May 30, 2010

Spice Crispies

Adapted from a recipe that appeared in the February 2010 issue of Food & Wine, this Indian snack mix is a spicy, complex blend of salty & sweet. Put out a bowl with cocktails or serve instead of popcorn for movie night. It also makes a great traveling or hiking snack with a mix of salt, carbohydrates, sugar, protein and fat to keep you going.

MAKE IT: Spice Crispies

What you need:
4 cups puffed basmati rice*
1 cup cashew pieces
1 cup golden raisins
1 cup shredded coconut (sweetened is fine)
2 cups fried chickpea fritters or lentils*
6 TB vegetable oil
1 TB mustard seeds
2 tea cumin seeds
1 tea ground coriander
1 tea mild or medium curry powder
.5 tea red chili flakes (or more)
2 tea salt
1 TB amchoor (dried mango) powder*
6 TB light corn syrup
salt (optional)

How you make it:
Combine first 5 ingredients in a large bowl and stir to combine. Heat oil and mustard seeds in a medium non-stick saucepan over medium heat until seeds begin to pop. Reduce heat a bit and add next six ingredients, stirring to combine. Cook until cumin seeds begin to darken, add corn syrup and stir well. When corn syrup begins to bubble vigorously, remove pan from heat and pour spice syrup over contents in bowl. Mix gently until everything is coated in syrup, spread into even layers on two baking sheets lined in parchment paper, sprinkle with a little salt, and bake at 300 degrees until rice is crispy and cashews are turning golden, 20-30 minutes, stirring once or twice. Remove from oven and let mixture cool on pans for a few minutes before breaking up into bite size clusters. Store in an airtight container for up to 4 days.

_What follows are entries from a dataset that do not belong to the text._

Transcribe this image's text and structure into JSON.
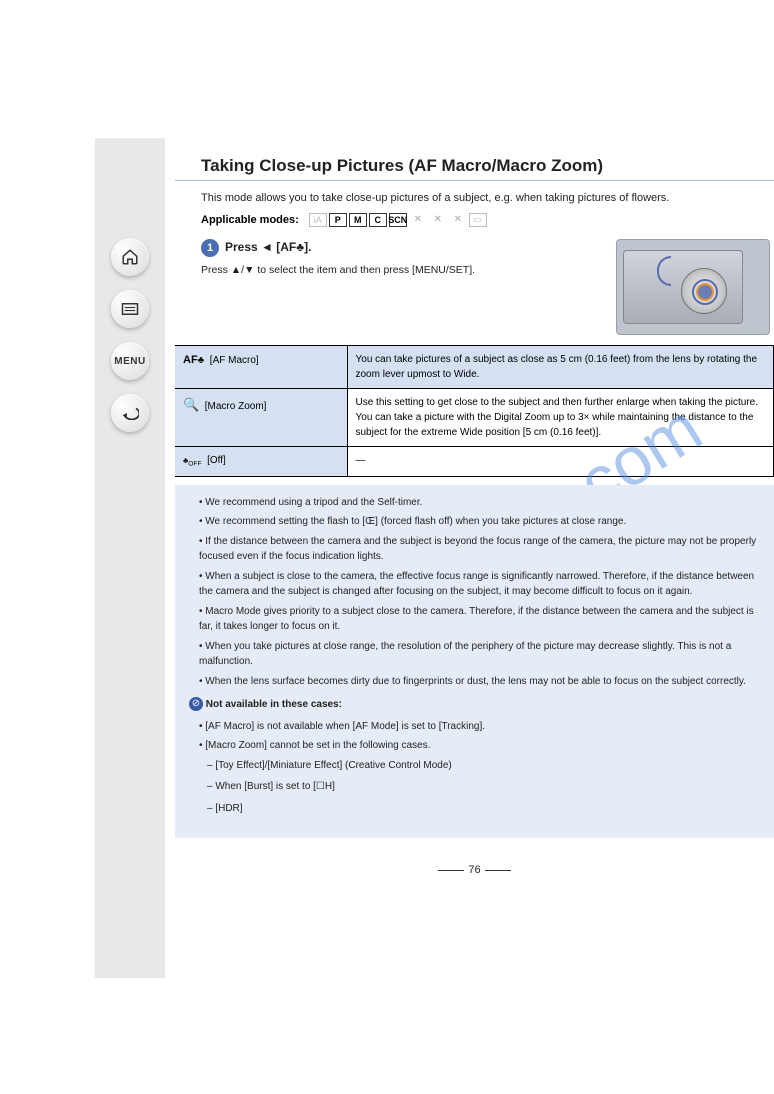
{
  "watermark": "manualshive.com",
  "sidebar": {
    "home_tip": "Home",
    "list_tip": "Index",
    "menu_label": "MENU",
    "back_tip": "Back"
  },
  "headline": "Taking Close-up Pictures (AF Macro/Macro Zoom)",
  "intro": "This mode allows you to take close-up pictures of a subject, e.g. when taking pictures of flowers.",
  "applicable_modes_label": "Applicable modes:",
  "modes": {
    "row": [
      "iA",
      "P",
      "M",
      "C",
      "SCN",
      "x",
      "x",
      "x",
      "PAN"
    ]
  },
  "step": {
    "num": "1",
    "head": "Press ◄ [AF♣].",
    "body1": "Press ▲/▼ to select the item and then press [MENU/SET].",
    "body2": ""
  },
  "table": {
    "r1c1_icon": "AF♣",
    "r1c1_label": "[AF Macro]",
    "r1c2": "You can take pictures of a subject as close as 5 cm (0.16 feet) from the lens by rotating the zoom lever upmost to Wide.",
    "r2c1_icon": "🔍",
    "r2c1_label": "[Macro Zoom]",
    "r2c2a": "Use this setting to get close to the subject and then further enlarge when taking the picture.",
    "r2c2b": "You can take a picture with the Digital Zoom up to 3× while maintaining the distance to the subject for the extreme Wide position [5 cm (0.16 feet)].",
    "r3c1_icon": "OFF",
    "r3c1_label": "[Off]",
    "r3c2": "—"
  },
  "notes": {
    "bul1": "We recommend using a tripod and the Self-timer.",
    "bul2": "We recommend setting the flash to [Œ] (forced flash off) when you take pictures at close range.",
    "bul3": "If the distance between the camera and the subject is beyond the focus range of the camera, the picture may not be properly focused even if the focus indication lights.",
    "bul4": "When a subject is close to the camera, the effective focus range is significantly narrowed. Therefore, if the distance between the camera and the subject is changed after focusing on the subject, it may become difficult to focus on it again.",
    "bul5": "Macro Mode gives priority to a subject close to the camera. Therefore, if the distance between the camera and the subject is far, it takes longer to focus on it.",
    "bul6": "When you take pictures at close range, the resolution of the periphery of the picture may decrease slightly. This is not a malfunction.",
    "bul7": "When the lens surface becomes dirty due to fingerprints or dust, the lens may not be able to focus on the subject correctly.",
    "unavail_head": "Not available in these cases:",
    "un1": "[AF Macro] is not available when [AF Mode] is set to [Tracking].",
    "un2": "[Macro Zoom] cannot be set in the following cases.",
    "sub1": "– [Toy Effect]/[Miniature Effect] (Creative Control Mode)",
    "sub2": "– When [Burst] is set to [☐H]",
    "sub3": "– [HDR]"
  },
  "page_no": "76"
}
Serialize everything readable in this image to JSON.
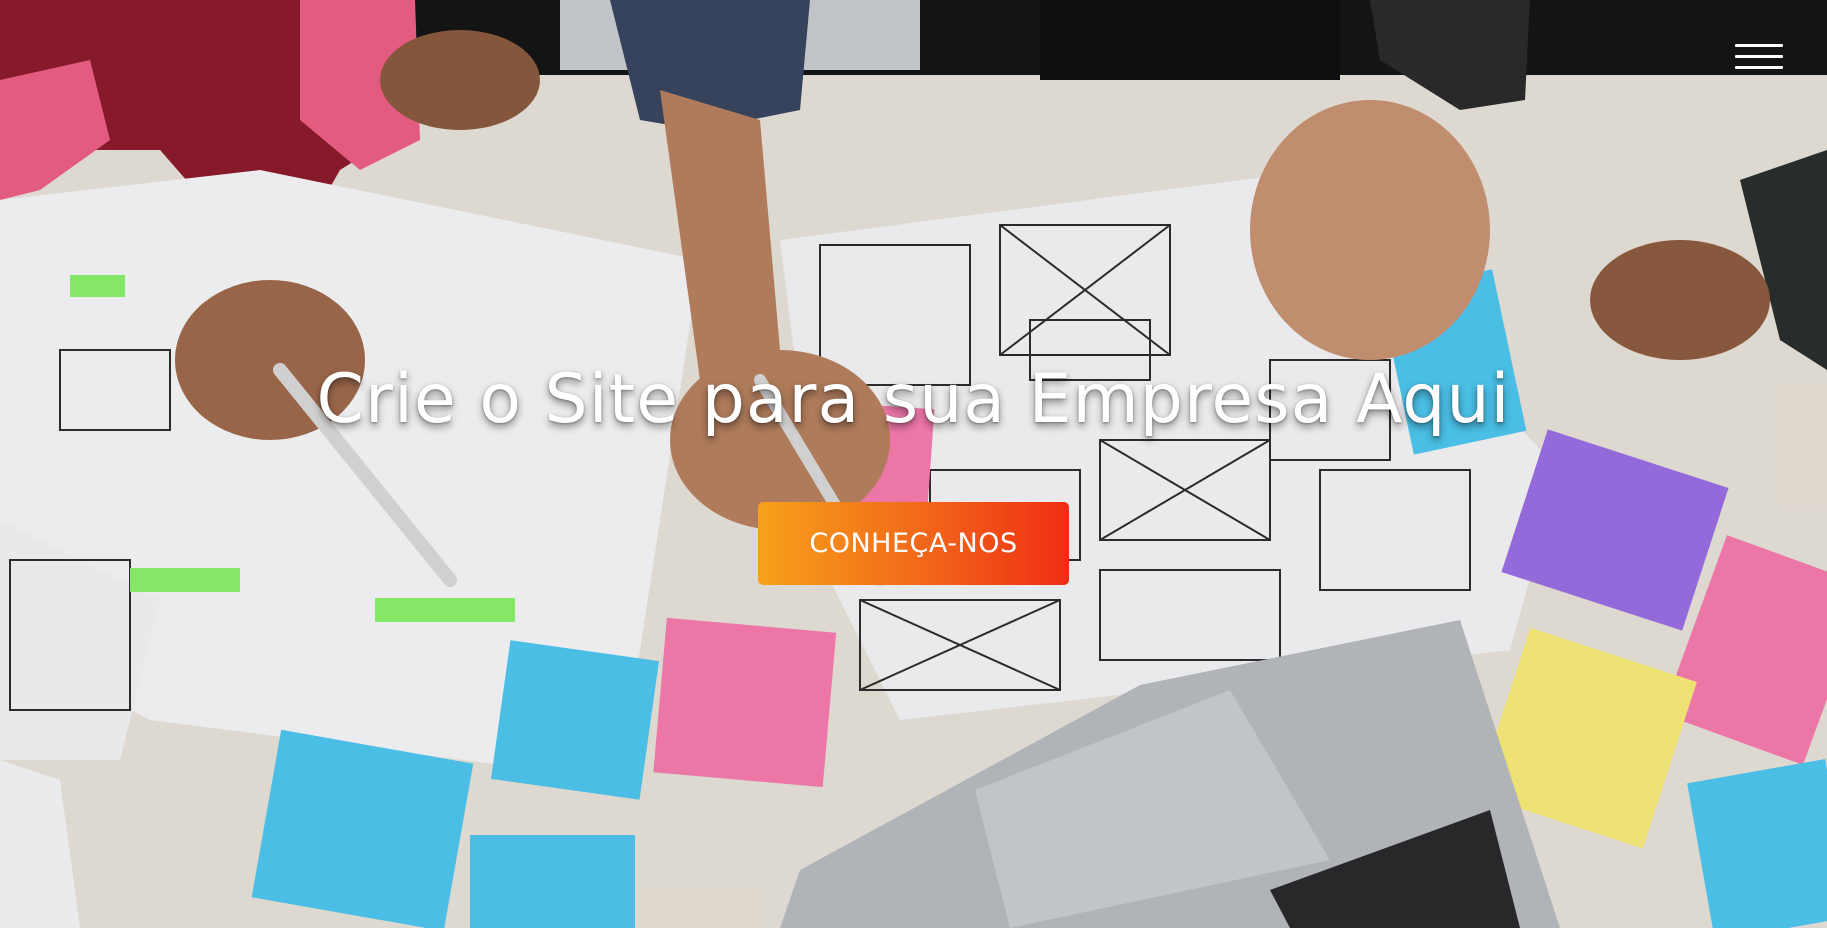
{
  "header": {
    "menu_icon": "hamburger-menu-icon"
  },
  "hero": {
    "title": "Crie o Site para sua Empresa Aqui",
    "cta_label": "CONHEÇA-NOS",
    "background_image": "team-planning-wireframes-photo"
  },
  "colors": {
    "cta_gradient_start": "#f6a11a",
    "cta_gradient_end": "#ef2d14",
    "title_text": "#ffffff"
  }
}
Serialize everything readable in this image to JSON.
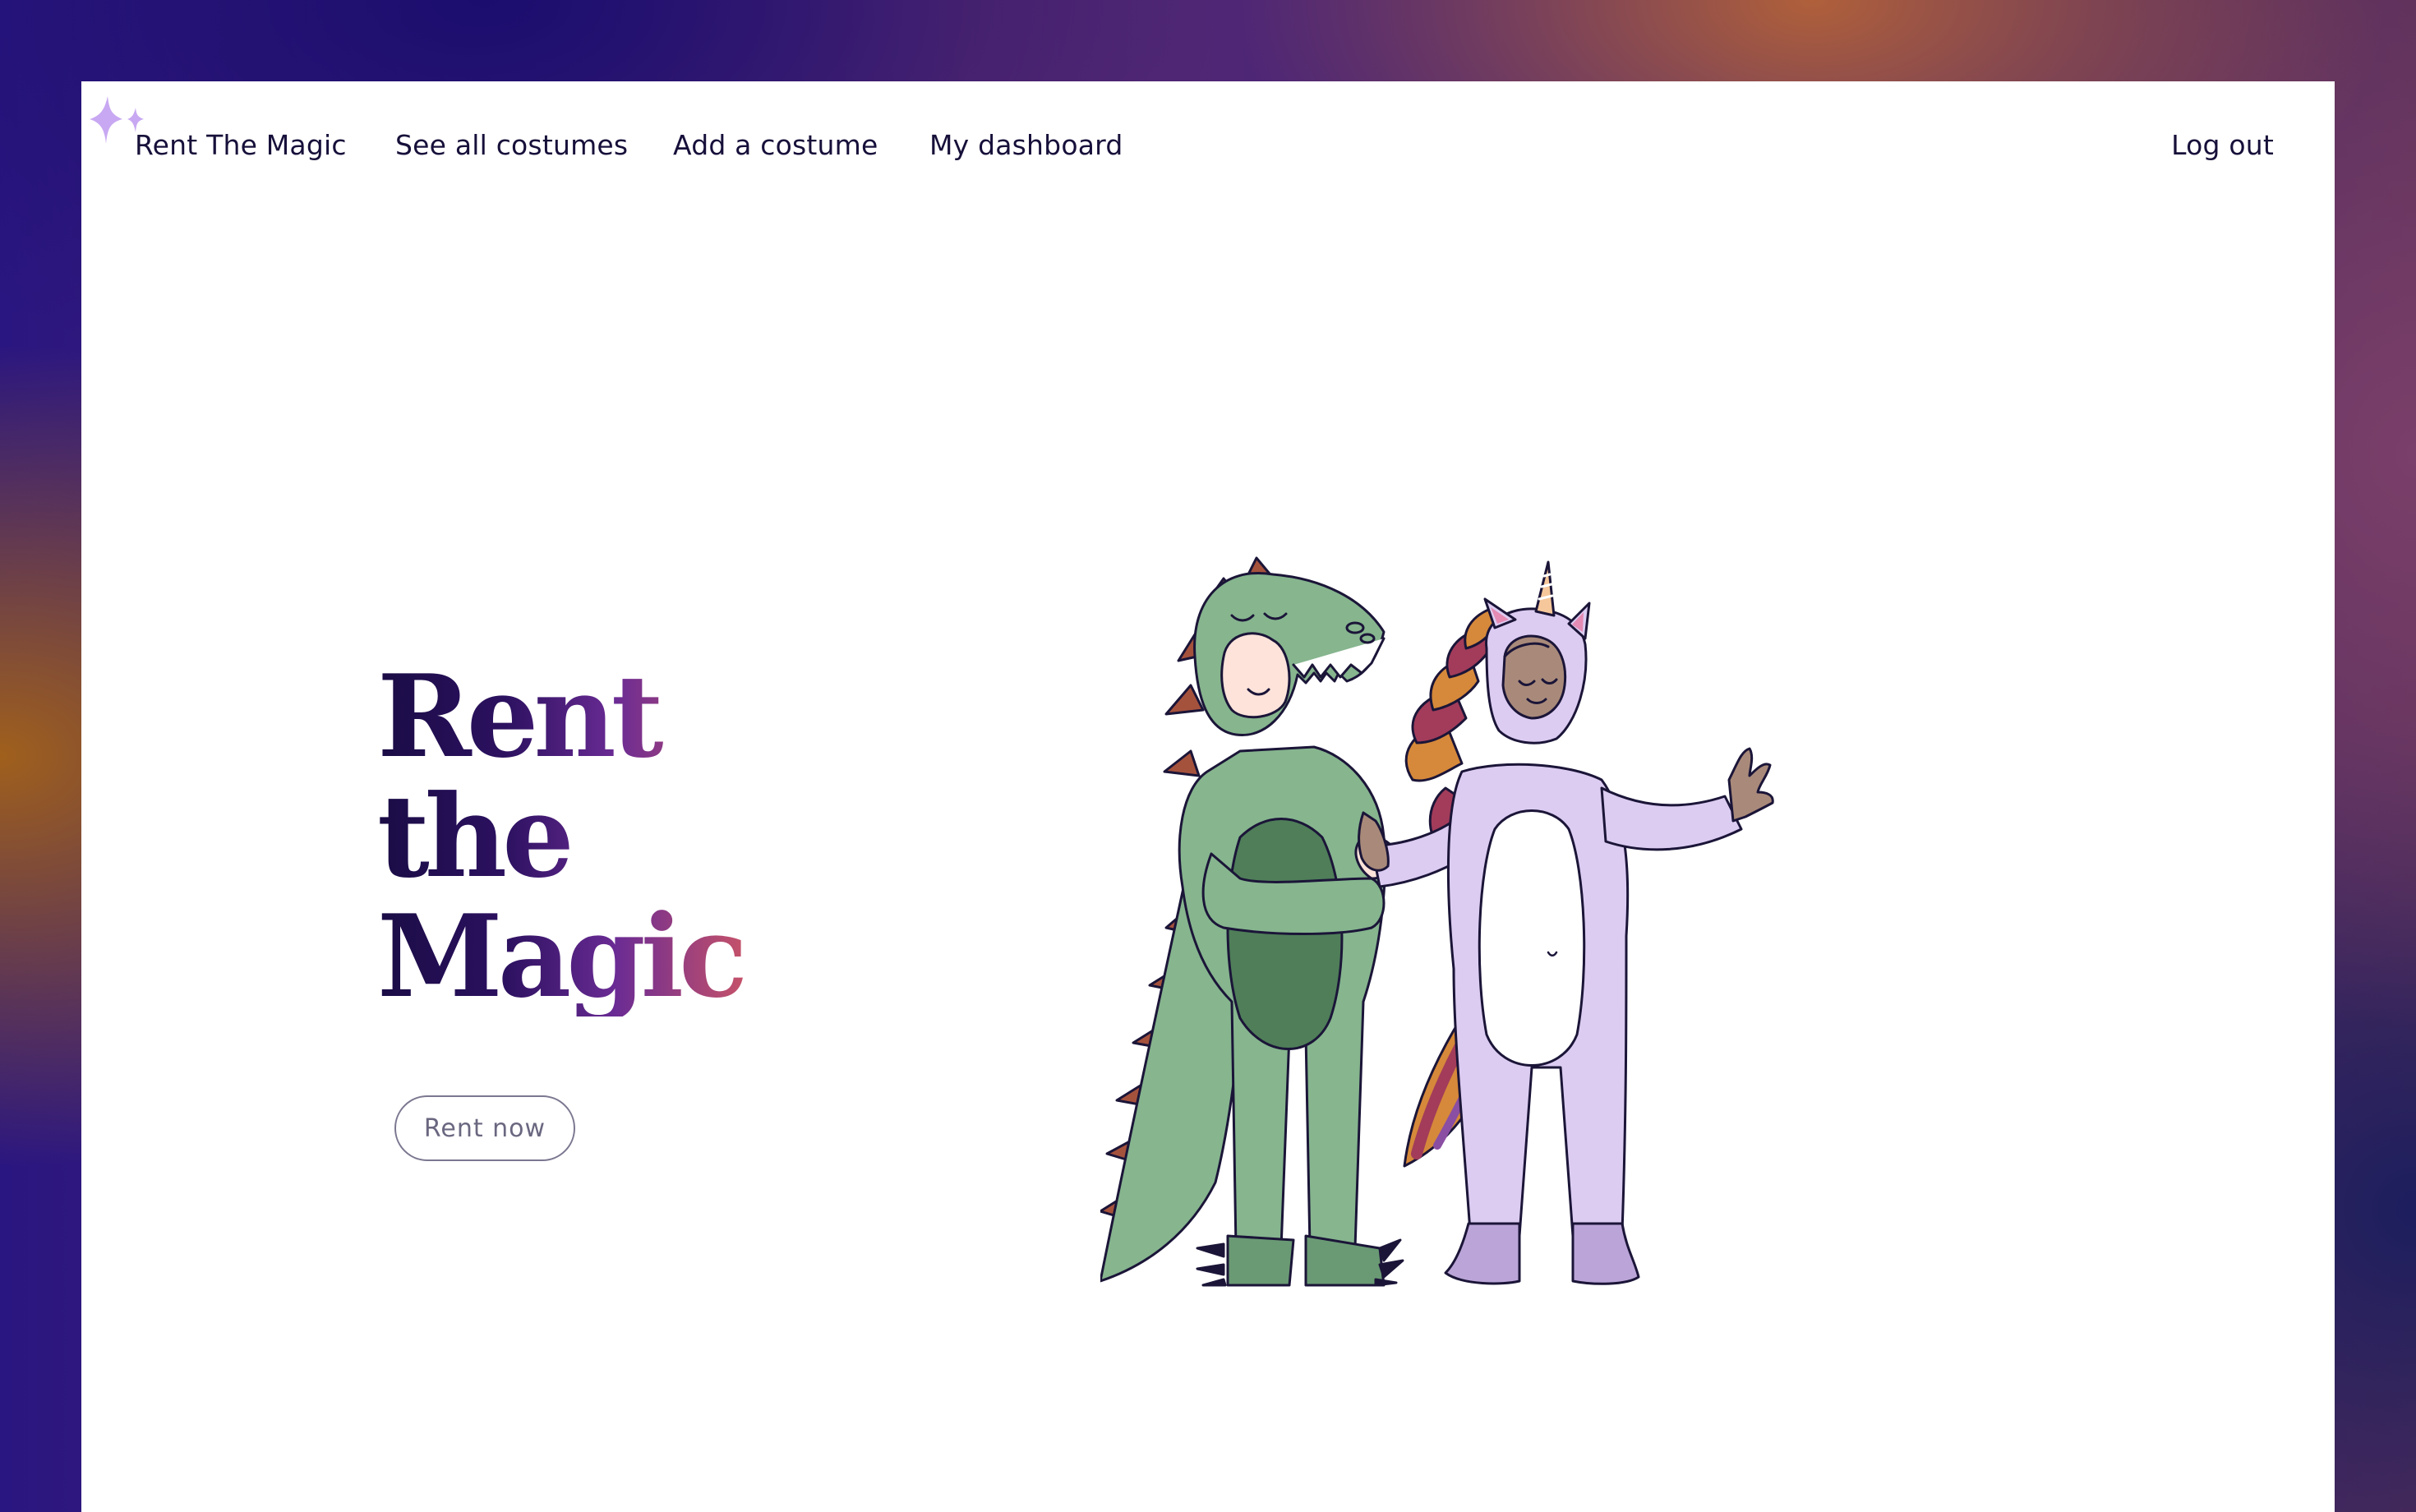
{
  "nav": {
    "brand": "Rent The Magic",
    "links": [
      "See all costumes",
      "Add a costume",
      "My dashboard"
    ],
    "logout": "Log out"
  },
  "hero": {
    "title_lines": [
      "Rent",
      "the",
      "Magic"
    ],
    "cta_label": "Rent now"
  },
  "colors": {
    "dino_body": "#86b58e",
    "dino_belly": "#4f7e59",
    "dino_spikes": "#a5523d",
    "unicorn_body": "#dcccf2",
    "unicorn_feet": "#bba5d8",
    "skin_light": "#fde3da",
    "skin_dark": "#a98a7a",
    "outline": "#1b1538",
    "title_gradient_start": "#1a0c45",
    "title_gradient_end": "#c4516a",
    "sparkle": "#c8a8f2"
  },
  "icons": {
    "logo": "sparkle-icon"
  }
}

*Available at Indian markets or on-line. You can certainly use a puffed rice cereal like Rice Krispies in place of the puffed basmati but no substitutions will really come close to the fried chickpea bits or tangy, tart mango powder so it’s worth the extra effort to get your hands on the real thing(s). Of course, while you’re at the Indian market you could just as easily grab a bag of ready-made snack mix, called chevda, but that’s not really in the spirit of things, is it?